После смерти Папы Анастастия II обе партии приложили максимум усилий к тому, чтобы посадить на папский престол своего человека. Строгие ортодоксы, находившиеся в явном большинстве, первыми избрали и посадили на престол в Латеранском дворце диакона Симмаха. И почти в тот же самый день, но чуть позже, сторонники скончавшегося Анастасия II назвали в Санта Мария Маджоре своего избранника архипресвитера римской Церкви Лаврентия. Стало ясно, что теперь и римской Церкви угрожает схизма, если не удастся добиться того, чтобы одна из двух партий отозвала своего кандидата. Но кто должен был это сделать? Единственной компетентной инстанцией, которой можно было поручить проверку законности выбора Папы, так чтобы ей доверяли обе партии, и единственным авторитетом, которому при любых обстоятельствах удалось бы добиться конечного результата, был арианский правитель Италии. И обе партии, придя к обоюдному согласию, обратились за решением этого вопроса к королю. Симмах и Лаврентий прибыли в Равенну, чтобы лично заявить о своих притязаниях на этот сан. Теодорих, приняв во внимание два известных критерия: приоритета и большинства, — решил вопрос в пользу Симмаха и партии строгих ортодоксов (поскольку именно Симмах собрал большее количество голосов и был первым посвящен в сан). Таким образом, Теодорих повел себя как справедливый третейский судья, решение которого никоим образом не было связано с какими-либо корыстными политическими соображениями (ведь, наверное, ему было гораздо выгоднее, с политической точки зрения, поддержать кандидата провизантийской партии).

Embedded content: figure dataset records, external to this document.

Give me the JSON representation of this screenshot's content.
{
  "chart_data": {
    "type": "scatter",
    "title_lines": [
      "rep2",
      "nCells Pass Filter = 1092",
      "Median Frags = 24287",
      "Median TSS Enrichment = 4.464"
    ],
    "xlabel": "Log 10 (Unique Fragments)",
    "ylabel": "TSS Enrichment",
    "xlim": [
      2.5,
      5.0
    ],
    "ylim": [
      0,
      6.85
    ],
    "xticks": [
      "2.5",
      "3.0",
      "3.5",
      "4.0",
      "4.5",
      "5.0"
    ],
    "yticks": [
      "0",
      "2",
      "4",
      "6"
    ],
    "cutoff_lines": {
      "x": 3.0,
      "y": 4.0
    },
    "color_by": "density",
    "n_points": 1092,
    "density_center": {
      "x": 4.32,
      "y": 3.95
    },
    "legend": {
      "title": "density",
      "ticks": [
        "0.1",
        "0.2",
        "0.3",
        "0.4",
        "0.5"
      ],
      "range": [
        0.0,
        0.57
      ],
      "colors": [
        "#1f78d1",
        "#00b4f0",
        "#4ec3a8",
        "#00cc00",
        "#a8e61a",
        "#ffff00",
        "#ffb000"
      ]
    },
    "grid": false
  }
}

Теперь вопрос о том, кто должен занять папский престол, был закрыт. Созванный в марте 499 года римский Собор, на котором присутствовал и архипресвитер Лаврентий, поблагодарил короля, как правителя Италии, за его посредничество в споре двух партий и за сделанный им выбор. Выше уже говорилось о том, какой теплый, воистину блестящий прием ожидал Теодориха во время его первого приезда в Рим и встречи с Симмахом.

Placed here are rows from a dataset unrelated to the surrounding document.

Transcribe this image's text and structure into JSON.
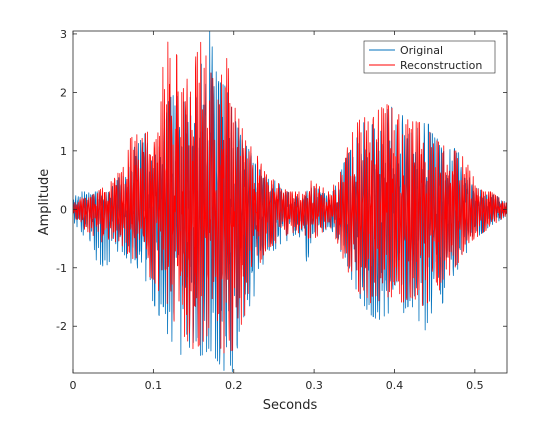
{
  "chart_data": {
    "type": "line",
    "title": "",
    "xlabel": "Seconds",
    "ylabel": "Amplitude",
    "xlim": [
      0,
      0.54
    ],
    "ylim": [
      -2.8,
      3.05
    ],
    "xticks": [
      0,
      0.1,
      0.2,
      0.3,
      0.4,
      0.5
    ],
    "xtick_labels": [
      "0",
      "0.1",
      "0.2",
      "0.3",
      "0.4",
      "0.5"
    ],
    "yticks": [
      -2,
      -1,
      0,
      1,
      2,
      3
    ],
    "ytick_labels": [
      "-2",
      "-1",
      "0",
      "1",
      "2",
      "3"
    ],
    "grid": false,
    "legend_position": "top-right",
    "series": [
      {
        "name": "Original",
        "color": "#0072BD",
        "envelope": {
          "t": [
            0,
            0.01,
            0.02,
            0.03,
            0.04,
            0.05,
            0.06,
            0.07,
            0.08,
            0.09,
            0.1,
            0.11,
            0.12,
            0.13,
            0.14,
            0.15,
            0.16,
            0.17,
            0.18,
            0.19,
            0.2,
            0.21,
            0.22,
            0.23,
            0.24,
            0.25,
            0.26,
            0.27,
            0.28,
            0.29,
            0.3,
            0.31,
            0.32,
            0.33,
            0.34,
            0.35,
            0.36,
            0.37,
            0.38,
            0.39,
            0.4,
            0.41,
            0.42,
            0.43,
            0.44,
            0.45,
            0.46,
            0.47,
            0.48,
            0.49,
            0.5,
            0.51,
            0.52,
            0.53,
            0.54
          ],
          "max": [
            0.2,
            0.3,
            0.3,
            0.3,
            0.3,
            0.4,
            0.6,
            1.0,
            1.1,
            1.3,
            0.9,
            1.2,
            1.9,
            2.0,
            1.8,
            2.0,
            2.5,
            3.05,
            2.2,
            2.1,
            1.6,
            1.2,
            1.0,
            0.7,
            0.6,
            0.5,
            0.4,
            0.3,
            0.2,
            0.3,
            0.4,
            0.3,
            0.2,
            0.5,
            0.9,
            1.1,
            1.5,
            1.4,
            1.6,
            1.7,
            1.8,
            1.7,
            1.3,
            1.4,
            1.5,
            1.3,
            1.0,
            1.1,
            1.0,
            0.7,
            0.4,
            0.3,
            0.3,
            0.2,
            0.1
          ],
          "min": [
            -0.2,
            -0.4,
            -0.6,
            -0.9,
            -1.0,
            -0.8,
            -0.7,
            -0.9,
            -1.0,
            -1.2,
            -1.6,
            -1.9,
            -2.2,
            -2.4,
            -2.6,
            -2.5,
            -2.5,
            -2.4,
            -2.6,
            -2.8,
            -2.8,
            -2.3,
            -1.8,
            -1.2,
            -0.8,
            -0.7,
            -0.6,
            -0.5,
            -0.4,
            -0.9,
            -0.6,
            -0.4,
            -0.3,
            -0.6,
            -1.0,
            -1.3,
            -1.6,
            -1.8,
            -1.9,
            -1.8,
            -1.7,
            -1.8,
            -1.6,
            -1.9,
            -2.1,
            -1.9,
            -1.6,
            -1.2,
            -1.0,
            -0.8,
            -0.5,
            -0.4,
            -0.3,
            -0.2,
            -0.1
          ]
        }
      },
      {
        "name": "Reconstruction",
        "color": "#FF0000",
        "envelope": {
          "t": [
            0,
            0.01,
            0.02,
            0.03,
            0.04,
            0.05,
            0.06,
            0.07,
            0.08,
            0.09,
            0.1,
            0.11,
            0.12,
            0.13,
            0.14,
            0.15,
            0.16,
            0.17,
            0.18,
            0.19,
            0.2,
            0.21,
            0.22,
            0.23,
            0.24,
            0.25,
            0.26,
            0.27,
            0.28,
            0.29,
            0.3,
            0.31,
            0.32,
            0.33,
            0.34,
            0.35,
            0.36,
            0.37,
            0.38,
            0.39,
            0.4,
            0.41,
            0.42,
            0.43,
            0.44,
            0.45,
            0.46,
            0.47,
            0.48,
            0.49,
            0.5,
            0.51,
            0.52,
            0.53,
            0.54
          ],
          "max": [
            0.1,
            0.2,
            0.2,
            0.3,
            0.4,
            0.5,
            0.7,
            1.2,
            1.3,
            1.4,
            1.1,
            2.3,
            3.0,
            2.6,
            2.2,
            2.5,
            2.9,
            2.4,
            2.0,
            2.7,
            1.8,
            1.4,
            1.1,
            0.9,
            0.6,
            0.5,
            0.4,
            0.3,
            0.3,
            0.3,
            0.6,
            0.4,
            0.3,
            0.6,
            1.0,
            1.4,
            1.6,
            1.5,
            1.7,
            1.8,
            1.7,
            1.6,
            1.5,
            1.5,
            1.4,
            1.2,
            1.1,
            1.0,
            1.0,
            0.8,
            0.5,
            0.3,
            0.3,
            0.2,
            0.1
          ],
          "min": [
            -0.1,
            -0.3,
            -0.4,
            -0.5,
            -0.6,
            -0.6,
            -0.6,
            -0.8,
            -0.9,
            -1.1,
            -1.2,
            -1.5,
            -1.8,
            -2.0,
            -2.2,
            -2.4,
            -2.3,
            -2.1,
            -2.3,
            -2.5,
            -2.4,
            -2.0,
            -1.5,
            -1.0,
            -0.7,
            -0.6,
            -0.5,
            -0.4,
            -0.4,
            -0.5,
            -0.5,
            -0.4,
            -0.3,
            -0.6,
            -1.0,
            -1.3,
            -1.5,
            -1.6,
            -1.6,
            -1.5,
            -1.5,
            -1.6,
            -1.5,
            -1.6,
            -1.7,
            -1.5,
            -1.3,
            -1.1,
            -0.9,
            -0.6,
            -0.5,
            -0.4,
            -0.3,
            -0.2,
            -0.1
          ]
        }
      }
    ]
  }
}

Однако, несмотря на то что Симмаха официально признали Папой Римским, мир в римской Церкви был лишь кажущимся. Борьба двух партий продолжалась с неослабевающей силой. Провизантийская партия ждала лишь подходящего случая, чтобы свергнуть Симмаха и посадить своего кандидата на престол св. Петра. Но это могло удаться только в том случае, если бы Симмах был изобличен в весьма серьезных проступках, что автоматически повлекло бы за собой снятие его с должности. Долго-долго искали подходящие зацепки, которые позволили бы предъявить Папе обвинение и пожаловаться на него Теодориху. Первой такой зацепкой стало перенесение Симмахом дня празднования Пасхи в 501 году. Скрывая свои истинные цели, сторонники Лаврентия сразу же обратились с письменной жалобой на Симмаха к Теодориху (нам известно о существовании ряда других подобных документов, но, к сожалению, они до нас не дошли). По требованию короля Симмах прибыл в Аримин, узнал, в чем его обвиняют, и, беседуя с Теодорихом как с судьей, категорически отверг выдвинутые против него обвинения. В Риме его поджидали новые огорчения: будто бы он, нарушив все запреты, растратил церковное имущество. Его враги потребовали, чтобы король немедленно объявил о созыве Собора — который должен был начать суд над Папой — и назначил северо-итальянского епископа для проверки документации и проведения тщательного обыска. Все отвернулись от Симмаха; его, применив насилие, вынудили покинуть Латеранский дворец и, тем самым, старый Рим, после чего он вернулся в базилику св. Петра. Зимой 498 года вновь возникла кратковременная схизма. Получив согласие Папы Симмаха, Теодорих созвал требуемый Собор. Одновременно с этим он, несмотря на ожесточенное сопротивление провизантийской партии, поручил уже упомянутому выше епископу взять на себя вместо Симмаха, обвиняемого в столь тяжком преступлении, — управление римской Церковью. Ему было дано право исполнять в Риме обязанности Папы при условии строгого нейтралитета по отношению к обеим враждующим партиям; забегая вперед, скажем, что спустя весьма непродолжительное время этот епископ угодил в расставленные его врагами сети и Теодорих был вынужден сместить его с этого поста.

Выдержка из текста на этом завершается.